Vaccines During Breastfeeding

CQ #127 – January 15, 2019
by Anne Eglash MD, IBCLC, FABM
#LACTFACT
The only vaccine with a strict contraindication during lactation is smallpox.
The National Library of Medicine Lactmed Database, search ‘vaccines’

What are vaccine recommendations for breastfeeding mothers?

The National Library of Medicine’s Lactmed database for medications during breastfeeding has comprehensive information on vaccines during lactation, whether they are routine vaccines or special for travel. Each vaccine should be searched separately in the database. Some vaccines are live attenuated (weakened), and others are not live. Nearly all vaccines, including the live attenuated vaccines, are safe during lactation, and appropriate vaccination should not be delayed. For example, MMR and chickenpox vaccines are live attenuated, but if the breastfeeding mother is not immune to these diseases, it is much safer for her to receive the vaccines during lactation, than to wait and take the risk of contracting these illnesses. Contracting these illnesses puts her infant at very high risk of morbidity and even mortality.

The smallpox vaccine is the only one that is contraindicated during lactation. Anyone who receives the smallpox vaccine should not handle an infant for 3-4 weeks, until the vaccination scab has healed.

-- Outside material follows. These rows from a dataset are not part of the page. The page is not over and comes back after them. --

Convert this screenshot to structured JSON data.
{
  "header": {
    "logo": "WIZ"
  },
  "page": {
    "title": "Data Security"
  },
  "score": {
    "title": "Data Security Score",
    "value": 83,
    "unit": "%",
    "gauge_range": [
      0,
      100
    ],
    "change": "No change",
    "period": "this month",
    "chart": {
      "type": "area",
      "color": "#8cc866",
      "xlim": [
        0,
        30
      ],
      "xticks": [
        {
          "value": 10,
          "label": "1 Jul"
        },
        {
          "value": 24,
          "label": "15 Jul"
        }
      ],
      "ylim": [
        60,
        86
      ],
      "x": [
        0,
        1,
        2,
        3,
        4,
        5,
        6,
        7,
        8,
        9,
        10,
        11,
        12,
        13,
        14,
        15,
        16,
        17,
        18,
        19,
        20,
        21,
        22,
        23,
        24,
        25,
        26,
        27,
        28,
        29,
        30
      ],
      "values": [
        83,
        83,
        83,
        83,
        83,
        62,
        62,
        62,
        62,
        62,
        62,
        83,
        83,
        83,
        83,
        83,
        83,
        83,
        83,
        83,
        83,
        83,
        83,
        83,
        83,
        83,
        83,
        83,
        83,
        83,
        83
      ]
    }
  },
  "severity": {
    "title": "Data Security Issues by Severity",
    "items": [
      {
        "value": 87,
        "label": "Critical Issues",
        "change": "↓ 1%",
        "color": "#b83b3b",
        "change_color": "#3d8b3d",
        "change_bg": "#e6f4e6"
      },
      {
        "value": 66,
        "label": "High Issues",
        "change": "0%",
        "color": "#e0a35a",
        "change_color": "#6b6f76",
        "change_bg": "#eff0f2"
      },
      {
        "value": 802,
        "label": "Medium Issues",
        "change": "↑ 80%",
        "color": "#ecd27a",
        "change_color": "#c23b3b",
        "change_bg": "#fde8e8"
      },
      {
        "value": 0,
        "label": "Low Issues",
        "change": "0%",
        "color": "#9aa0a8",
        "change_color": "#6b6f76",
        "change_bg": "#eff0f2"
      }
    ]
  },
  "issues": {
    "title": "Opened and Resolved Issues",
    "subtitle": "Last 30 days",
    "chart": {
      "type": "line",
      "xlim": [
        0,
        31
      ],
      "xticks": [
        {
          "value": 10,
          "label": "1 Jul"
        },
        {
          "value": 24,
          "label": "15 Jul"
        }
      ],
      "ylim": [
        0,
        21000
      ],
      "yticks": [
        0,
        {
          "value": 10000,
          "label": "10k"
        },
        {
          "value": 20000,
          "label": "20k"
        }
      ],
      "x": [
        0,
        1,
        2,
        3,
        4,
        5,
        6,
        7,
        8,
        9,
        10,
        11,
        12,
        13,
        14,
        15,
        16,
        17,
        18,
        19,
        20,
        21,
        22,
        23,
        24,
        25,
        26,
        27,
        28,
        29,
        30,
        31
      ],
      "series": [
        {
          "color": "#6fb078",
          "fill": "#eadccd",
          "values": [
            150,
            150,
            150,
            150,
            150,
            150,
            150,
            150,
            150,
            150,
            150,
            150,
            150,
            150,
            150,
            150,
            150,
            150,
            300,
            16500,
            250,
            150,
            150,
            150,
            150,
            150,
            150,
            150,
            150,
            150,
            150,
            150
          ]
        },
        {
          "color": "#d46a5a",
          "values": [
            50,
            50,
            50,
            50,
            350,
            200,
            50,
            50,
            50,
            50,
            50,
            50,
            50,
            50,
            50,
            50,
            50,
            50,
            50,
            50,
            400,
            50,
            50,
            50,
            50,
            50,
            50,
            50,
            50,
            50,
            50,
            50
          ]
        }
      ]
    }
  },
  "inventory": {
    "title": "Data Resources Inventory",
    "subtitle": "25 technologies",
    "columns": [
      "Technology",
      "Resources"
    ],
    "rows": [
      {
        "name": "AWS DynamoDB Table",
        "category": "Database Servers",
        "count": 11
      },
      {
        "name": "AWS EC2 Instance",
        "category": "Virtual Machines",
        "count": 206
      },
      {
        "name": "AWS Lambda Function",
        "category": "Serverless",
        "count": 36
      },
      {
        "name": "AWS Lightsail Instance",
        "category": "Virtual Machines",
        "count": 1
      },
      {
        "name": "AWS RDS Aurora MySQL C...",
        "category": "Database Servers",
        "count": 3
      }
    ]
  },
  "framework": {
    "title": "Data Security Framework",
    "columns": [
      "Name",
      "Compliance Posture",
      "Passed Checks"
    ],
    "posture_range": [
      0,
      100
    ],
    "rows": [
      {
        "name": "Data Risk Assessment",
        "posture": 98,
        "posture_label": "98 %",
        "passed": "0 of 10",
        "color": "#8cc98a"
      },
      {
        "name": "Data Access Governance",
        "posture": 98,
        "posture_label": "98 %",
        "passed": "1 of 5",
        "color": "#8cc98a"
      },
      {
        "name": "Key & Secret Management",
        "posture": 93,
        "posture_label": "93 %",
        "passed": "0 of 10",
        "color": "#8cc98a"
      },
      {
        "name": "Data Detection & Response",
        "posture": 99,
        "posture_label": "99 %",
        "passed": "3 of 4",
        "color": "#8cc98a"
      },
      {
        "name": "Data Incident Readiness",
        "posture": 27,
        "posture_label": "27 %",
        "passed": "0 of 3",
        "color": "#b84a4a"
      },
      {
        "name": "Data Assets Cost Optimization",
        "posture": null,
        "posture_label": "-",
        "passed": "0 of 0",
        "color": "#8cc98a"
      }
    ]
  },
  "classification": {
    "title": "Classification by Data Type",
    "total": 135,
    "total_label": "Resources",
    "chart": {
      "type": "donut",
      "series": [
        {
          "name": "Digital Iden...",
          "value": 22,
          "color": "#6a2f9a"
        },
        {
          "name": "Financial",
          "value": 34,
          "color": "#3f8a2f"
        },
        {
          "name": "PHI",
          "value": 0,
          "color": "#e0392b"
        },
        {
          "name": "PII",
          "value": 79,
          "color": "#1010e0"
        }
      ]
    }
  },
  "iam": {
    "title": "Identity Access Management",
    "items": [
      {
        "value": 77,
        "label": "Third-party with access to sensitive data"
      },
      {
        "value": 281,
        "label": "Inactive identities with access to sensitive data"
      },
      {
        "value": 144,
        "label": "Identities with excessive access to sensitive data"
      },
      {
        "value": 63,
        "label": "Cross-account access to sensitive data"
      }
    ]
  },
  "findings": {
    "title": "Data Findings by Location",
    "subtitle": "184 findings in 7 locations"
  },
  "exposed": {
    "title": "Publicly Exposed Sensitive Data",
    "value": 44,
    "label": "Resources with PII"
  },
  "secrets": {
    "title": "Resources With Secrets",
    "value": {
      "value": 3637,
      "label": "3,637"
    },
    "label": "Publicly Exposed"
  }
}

What do you think are accurate statements, according to Lactmed, regarding vaccines during lactation? Choose one or more:
  1. The yellow fever vaccine should be used with caution in breastfeeding mothers because cases of yellow fever infection in nursing infants have been documented after maternal immunization.
  2. Breastfeeding reduces infant side effects from vaccines.
  3. Breastfeeding women should wait until after weaning to receive a MMR booster.
  4. A mother should not breastfeed her infant within 1 hour after the infant receives the oral rotavirus vaccine, to prevent breastmilk from destroying the rotavirus bacteria in the infant gut.
  5. Breastmilk antibodies to influenza are higher if the breastfeeding mother receives the flu shot rather than the nasal flumist.
  6. Breastfed infants as compared to formula fed infants appear to develop stronger immunity to some vaccines.
  7. If a breastfeeding mother receives the smallpox vaccine she will need to pump and dump her milk until the vaccine site has healed.
  8. Breastfeeding mothers may receive the oral typhoid vaccine but they need to pump and dump for 2 weeks after the vaccine.

See the Answer

Correct Answers: A, B, E, F, G
The National Library of Medicine Lactmed Database, search ‘vaccines’
The National Library of Medicine’s LactMed

See the link for the entire article.

IABLE Comment by Anne Eglash MD, IBCLC, FABM

There has not been a recent literature review of vaccines during lactation that includes vaccines not typically given routinely in the USA, such as those for travel. The Center for Disease Control has a phone app and a website on routine vaccines, but does not include a ‘special travel need’ category for breastfeeding like they do for pregnancy and other conditions. Lactmed thru the National Library of Medicine has more up to date information on vaccines during lactation.

Breastfeeding infants have fewer side effects of vaccinations, such as fever and fussiness, likely because breastmilk has factors that moderate inflammation. In addition, breastfeeding infants appear to demonstrate a stronger immune response to vaccines, as measured by their antibody levels. Breastfeeding immediately after an oral rotavirus vaccine does not reduce the infant’s immune response. Pregnant mothers who receive the tetanus/diphtheria/pertussis vaccine show higher levels of pertussis in their breastmilk, which means that breastfed newborns are less likely to contract whooping cough.

The typhoid vaccine, although live, attenuated, is safe during breastfeeding and mothers do not pass the virus to their breastfeeding infants.

In addition to not holding their infants for 3-4 weeks, mothers who receive the smallpox vaccine need to pump and dump their milk during that time, to avoid the risk of spreading smallpox to their infants.